Director - Site Reliability Engineering (REF14563M) - Visa Digital Developer Platform (VDDP)

Full-time

Job Family Group: Technology and Operations

Company Description

Common Purpose, Uncommon Opportunity. Everyone at Visa works with one goal in mind – making sure that Visa is the best way to pay and be paid, for everyone everywhere. This is our global vision and the common purpose that unites the entire Visa team. As a global payments technology company, tech is at the heart of what we do: Our VisaNet network processes over 13,000 transactions per second for people and businesses around the world, enabling them to use digital currency instead of cash and checks. We are also global advocates for financial inclusion, working with partners around the world to help those who lack access to financial services join the global economy. Visa’s sponsorships, including the Olympics and FIFA™ World Cup, celebrate teamwork, diversity, and excellence throughout the world. If you have a passion to make a difference in the lives of people around the world, Visa offers an uncommon opportunity to build a strong, thriving career. Visa is fueled by our team of talented employees who continuously raise the bar on delivering the convenience and security of digital currency to people all over the world. Join our team and find out how Visa is everywhere you want to be.

Job Description

Site Reliability Engineering (SRE) is an engineering discipline that combines software and systems engineering to build and run large-scale, massively distributed, fault-tolerant systems. The discipline was started at Google and at DDP, we want to run production using the same principles. SRE ensures that DDP services—both our internally critical and our externally-visible systems—have reliability and uptime appropriate to users' needs and a fast rate of improvement while keeping an ever-watchful eye on capacity and performance.
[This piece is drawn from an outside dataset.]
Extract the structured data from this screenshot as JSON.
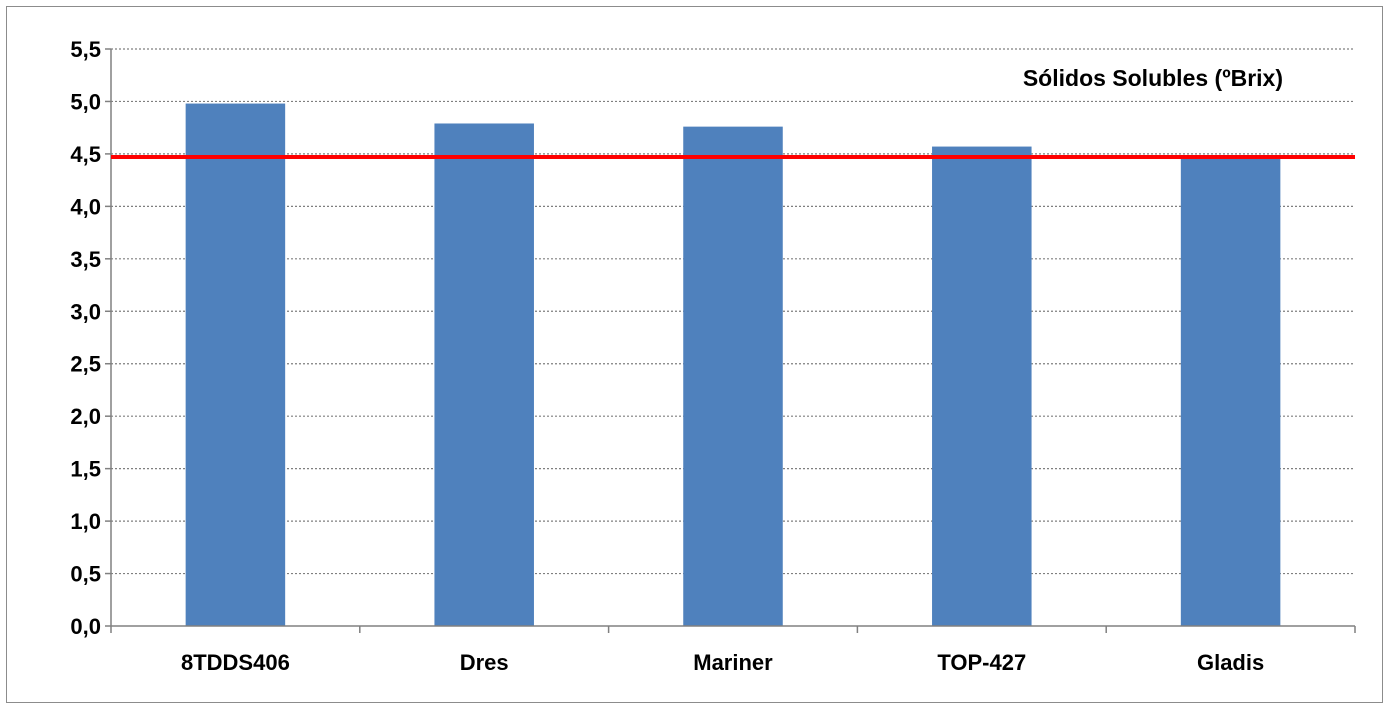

At Visa we’re hiring the very best and are committed to creating exceptional employee experiences. We realize that Site Reliability Engineering practices is the key to deliver successful enterprise scale web services and we looking for an exceptional engineering leader to operate as Director of Site Reliability Engineering (SRE). This is a visible position to start as a Experienced Site Reliability Engineer and potentially be the Future Manager of site reliability engineering practices.
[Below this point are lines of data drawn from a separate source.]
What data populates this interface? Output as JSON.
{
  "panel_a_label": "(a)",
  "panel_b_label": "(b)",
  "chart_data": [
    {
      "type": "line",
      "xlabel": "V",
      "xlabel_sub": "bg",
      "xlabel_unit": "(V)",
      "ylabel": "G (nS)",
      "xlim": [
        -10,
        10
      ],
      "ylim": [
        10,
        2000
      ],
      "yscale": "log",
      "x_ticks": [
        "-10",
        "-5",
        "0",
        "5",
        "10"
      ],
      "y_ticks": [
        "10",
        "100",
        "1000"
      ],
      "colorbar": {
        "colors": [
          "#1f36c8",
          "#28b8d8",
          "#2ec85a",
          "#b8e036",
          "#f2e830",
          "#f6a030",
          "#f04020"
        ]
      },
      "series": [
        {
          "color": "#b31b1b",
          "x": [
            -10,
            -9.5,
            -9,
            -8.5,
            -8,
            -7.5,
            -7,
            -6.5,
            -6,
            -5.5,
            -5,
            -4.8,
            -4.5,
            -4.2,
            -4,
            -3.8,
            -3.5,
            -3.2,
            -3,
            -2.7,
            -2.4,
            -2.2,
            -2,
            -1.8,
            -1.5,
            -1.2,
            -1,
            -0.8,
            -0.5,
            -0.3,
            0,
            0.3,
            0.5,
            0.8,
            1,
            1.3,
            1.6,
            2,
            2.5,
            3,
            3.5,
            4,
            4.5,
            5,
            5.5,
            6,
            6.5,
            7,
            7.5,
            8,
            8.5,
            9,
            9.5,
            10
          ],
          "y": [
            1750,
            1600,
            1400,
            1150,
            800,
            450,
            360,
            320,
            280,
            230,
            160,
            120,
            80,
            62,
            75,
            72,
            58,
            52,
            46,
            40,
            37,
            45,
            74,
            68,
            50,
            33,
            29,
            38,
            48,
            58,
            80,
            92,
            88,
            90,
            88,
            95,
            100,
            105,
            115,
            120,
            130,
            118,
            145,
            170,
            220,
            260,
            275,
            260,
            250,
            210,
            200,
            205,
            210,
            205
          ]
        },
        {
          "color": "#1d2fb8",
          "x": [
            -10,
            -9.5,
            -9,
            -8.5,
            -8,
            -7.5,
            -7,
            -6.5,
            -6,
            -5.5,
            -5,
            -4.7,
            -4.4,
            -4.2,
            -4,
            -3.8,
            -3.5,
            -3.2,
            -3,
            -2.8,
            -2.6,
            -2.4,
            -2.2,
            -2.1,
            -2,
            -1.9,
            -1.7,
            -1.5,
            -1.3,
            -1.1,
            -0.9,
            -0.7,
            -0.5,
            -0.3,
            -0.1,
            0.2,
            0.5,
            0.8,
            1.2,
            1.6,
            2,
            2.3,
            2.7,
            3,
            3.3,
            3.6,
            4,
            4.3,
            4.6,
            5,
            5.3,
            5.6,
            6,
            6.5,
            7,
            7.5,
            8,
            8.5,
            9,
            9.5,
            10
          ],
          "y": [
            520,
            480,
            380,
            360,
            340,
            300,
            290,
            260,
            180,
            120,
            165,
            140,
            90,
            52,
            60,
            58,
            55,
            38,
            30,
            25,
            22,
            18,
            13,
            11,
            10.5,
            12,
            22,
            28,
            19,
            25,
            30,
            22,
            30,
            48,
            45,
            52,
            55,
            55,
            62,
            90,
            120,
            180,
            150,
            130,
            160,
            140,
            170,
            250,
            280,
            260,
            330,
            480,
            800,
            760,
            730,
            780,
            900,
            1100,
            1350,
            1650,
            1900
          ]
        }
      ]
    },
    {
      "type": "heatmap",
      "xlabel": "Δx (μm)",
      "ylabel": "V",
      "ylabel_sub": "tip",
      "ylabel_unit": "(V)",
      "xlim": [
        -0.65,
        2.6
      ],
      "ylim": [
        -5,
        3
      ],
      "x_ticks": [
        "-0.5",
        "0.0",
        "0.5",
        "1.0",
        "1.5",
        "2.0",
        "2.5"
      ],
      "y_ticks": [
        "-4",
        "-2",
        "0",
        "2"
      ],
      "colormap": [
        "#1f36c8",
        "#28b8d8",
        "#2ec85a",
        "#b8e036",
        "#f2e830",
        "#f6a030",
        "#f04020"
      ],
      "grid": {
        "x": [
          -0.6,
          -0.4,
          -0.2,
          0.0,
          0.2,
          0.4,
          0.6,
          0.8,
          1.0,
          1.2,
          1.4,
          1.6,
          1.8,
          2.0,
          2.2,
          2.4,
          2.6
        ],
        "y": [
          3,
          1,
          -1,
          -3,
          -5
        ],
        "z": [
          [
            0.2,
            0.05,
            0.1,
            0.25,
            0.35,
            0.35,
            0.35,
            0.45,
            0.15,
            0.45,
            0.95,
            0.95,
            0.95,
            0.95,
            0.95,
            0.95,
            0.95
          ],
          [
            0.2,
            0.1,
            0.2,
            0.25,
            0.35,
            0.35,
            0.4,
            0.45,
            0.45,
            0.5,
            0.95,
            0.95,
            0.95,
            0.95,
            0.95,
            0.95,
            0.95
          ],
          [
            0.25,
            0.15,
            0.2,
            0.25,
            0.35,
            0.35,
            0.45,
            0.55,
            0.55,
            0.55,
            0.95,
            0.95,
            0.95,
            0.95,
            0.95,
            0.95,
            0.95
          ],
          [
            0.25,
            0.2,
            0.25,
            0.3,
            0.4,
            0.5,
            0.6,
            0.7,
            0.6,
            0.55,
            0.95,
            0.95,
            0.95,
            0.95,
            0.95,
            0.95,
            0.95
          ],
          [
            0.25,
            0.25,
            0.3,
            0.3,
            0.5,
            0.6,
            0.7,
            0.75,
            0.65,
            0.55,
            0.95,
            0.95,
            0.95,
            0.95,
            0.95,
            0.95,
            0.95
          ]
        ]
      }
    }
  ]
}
The Ideal candidate for this role will have the following characteristics:

A record of building and managing highly talented engineering and operations teams, distributed globally, operating massive multi-tenant time-series applications
Expertise and experience in delivering large-scale systems using big data technologies including but not limited to: Enterprise scale Prometheus, Opentsdb, Hadoop, Spark, Kafka, and other relational and noSQL databases
Proven ability to design, deliver, measure, and manage enterprise scale systems to high availability
Well versed with engineering, QA and technical operations practices with agile application development and delivery vehicles
Experience with handling customer interactions, by being a creative problem solver for large enterprise client environments
Intellectual curiosity about the products that they help build, along with an eye toward the business growth is a must
Mathematical maturity and rigor in thinking about data, content and information retrieval paradigms
Camaraderie and ability to work with different global engineering teams with poise is highly desired
We require authentic and precise written and spoken communication skills
Undergraduate/Graduate degrees in quantitative sciences/engineering disciplines is required
8+ years of experience in product development engineering organizations, at least half of which being in a managerial role is required

Qualifications

Required Qualification:

BS or MS degree in Computer Science and minimum 8 years of experience including at least 2 years in people management
Experience with algorithms, data structures, complexity analysis and software design
Experience in one or more mainstream programming languages

Preferred qualifications:

Interest in designing, analyzing and troubleshooting large-scale distributed systems.
Systematic problem-solving approach, coupled with strong communication skills and a sense of ownership and drive.
Ability to debug and optimize code and automate routine tasks.
People management experience a plus

Additional Information

All your information will be kept confidential according to EEO guidelines.